I do like some Stan Lee — the writing in the early Steve Ditko Spider-Man comics is quite entertaining, for example. But, jeez, the Lee/Kirby X-Men is sure a pile of irredeemable crap. A big part of the problem is the Danger Room — every damn issue starts off with pages and pages of tedious “powers testing” for no particular purpose. And the whole dynamic with Jean Grey as the only girl and all the guys (including, ickily enough, Professor X) vying for her attention is unendurably corny.
I guess the difference is that Spidey is all about nerd-meets-world; Peter Parker has to negotiate interactions with folks who aren’t like him (whether guys like Flash or J. Jonah Jameson, or girls like Betty or Mary Jane.) Whereas the X-Men feels like nerd-meets-nerd; the boys’ clubhouse atmosphere is overwhelming. I mean, Magneto and the evil mutants are fun, but they just show up how completely irritating the supposed heroes are. Professor X, in particular, is hopelessly self-righteous. In one sequence, he has the X-Men attack the Blob, and then is surprised when the latter doesn’t want to join his team. So then the Professor mindwipes him. Yay for the heroes, I guess.

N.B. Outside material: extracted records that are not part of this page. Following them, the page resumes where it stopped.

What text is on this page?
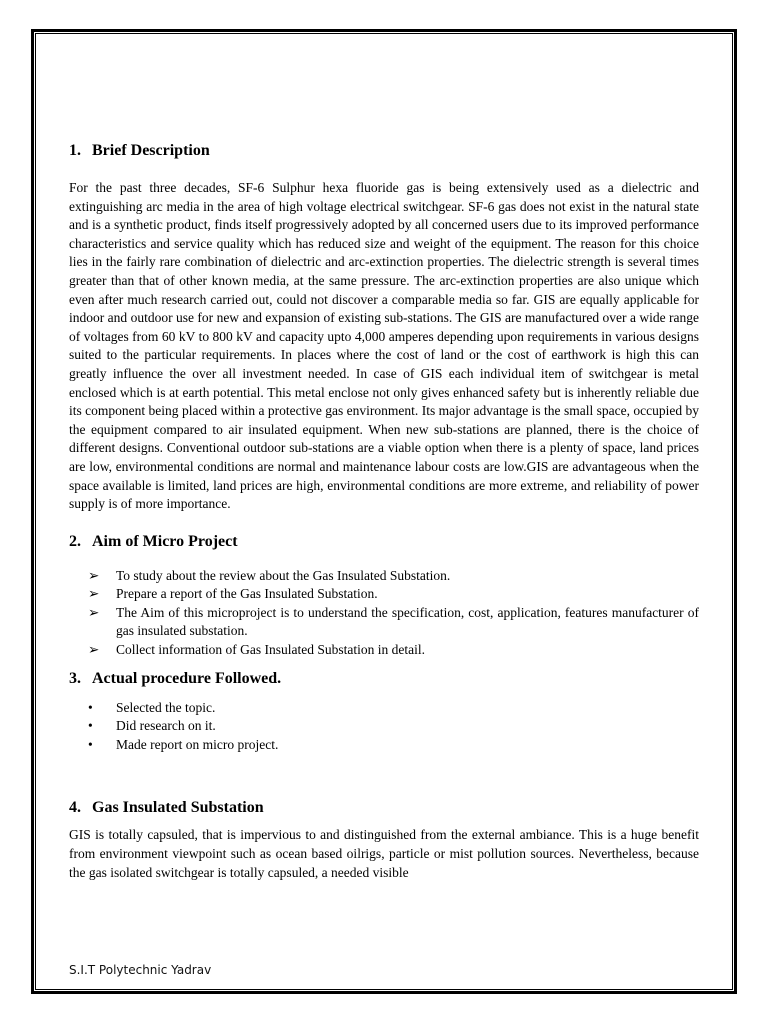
1. Brief Description

For the past three decades, SF-6 Sulphur hexa fluoride gas is being extensively used as a dielectric and extinguishing arc media in the area of high voltage electrical switchgear. SF-6 gas does not exist in the natural state and is a synthetic product, finds itself progressively adopted by all concerned users due to its improved performance characteristics and service quality which has reduced size and weight of the equipment. The reason for this choice lies in the fairly rare combination of dielectric and arc-extinction properties. The dielectric strength is several times greater than that of other known media, at the same pressure. The arc-extinction properties are also unique which even after much research carried out, could not discover a comparable media so far. GIS are equally applicable for indoor and outdoor use for new and expansion of existing sub-stations. The GIS are manufactured over a wide range of voltages from 60 kV to 800 kV and capacity upto 4,000 amperes depending upon requirements in various designs suited to the particular requirements. In places where the cost of land or the cost of earthwork is high this can greatly influence the over all investment needed. In case of GIS each individual item of switchgear is metal enclosed which is at earth potential. This metal enclose not only gives enhanced safety but is inherently reliable due its component being placed within a protective gas environment. Its major advantage is the small space, occupied by the equipment compared to air insulated equipment. When new sub-stations are planned, there is the choice of different designs. Conventional outdoor sub-stations are a viable option when there is a plenty of space, land prices are low, environmental conditions are normal and maintenance labour costs are low.GIS are advantageous when the space available is limited, land prices are high, environmental conditions are more extreme, and reliability of power supply is of more importance.

2. Aim of Micro Project
➢	To study about the review about the Gas Insulated Substation.
➢	Prepare a report of the Gas Insulated Substation.
➢	The Aim of this microproject is to understand the specification, cost, application, features manufacturer of gas insulated substation.
➢	Collect information of Gas Insulated Substation in detail.
3. Actual procedure Followed.
•	Selected the topic.
•	Did research on it.
•	Made report on micro project.
4. Gas Insulated Substation

GIS is totally capsuled, that is impervious to and distinguished from the external ambiance. This is a huge benefit from environment viewpoint such as ocean based oilrigs, particle or mist pollution sources. Nevertheless, because the gas isolated switchgear is totally capsuled, a needed visible

S.I.T Polytechnic Yadrav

I wonder if Ditko just brought more to the writing than Kirby did? I haven’t read too man other Lee/Kirby titles…no, wait, the Lee/Kirby monster comics I’ve read were all much better than this. Maybe the two of them were just tired by the time they got to the X-Men. Anyway, reading these, Chris Claremont looks like a genius. That’s not something I find myself saying very often, but who would have thought anything worthwhile could be salvaged from this train-wreck?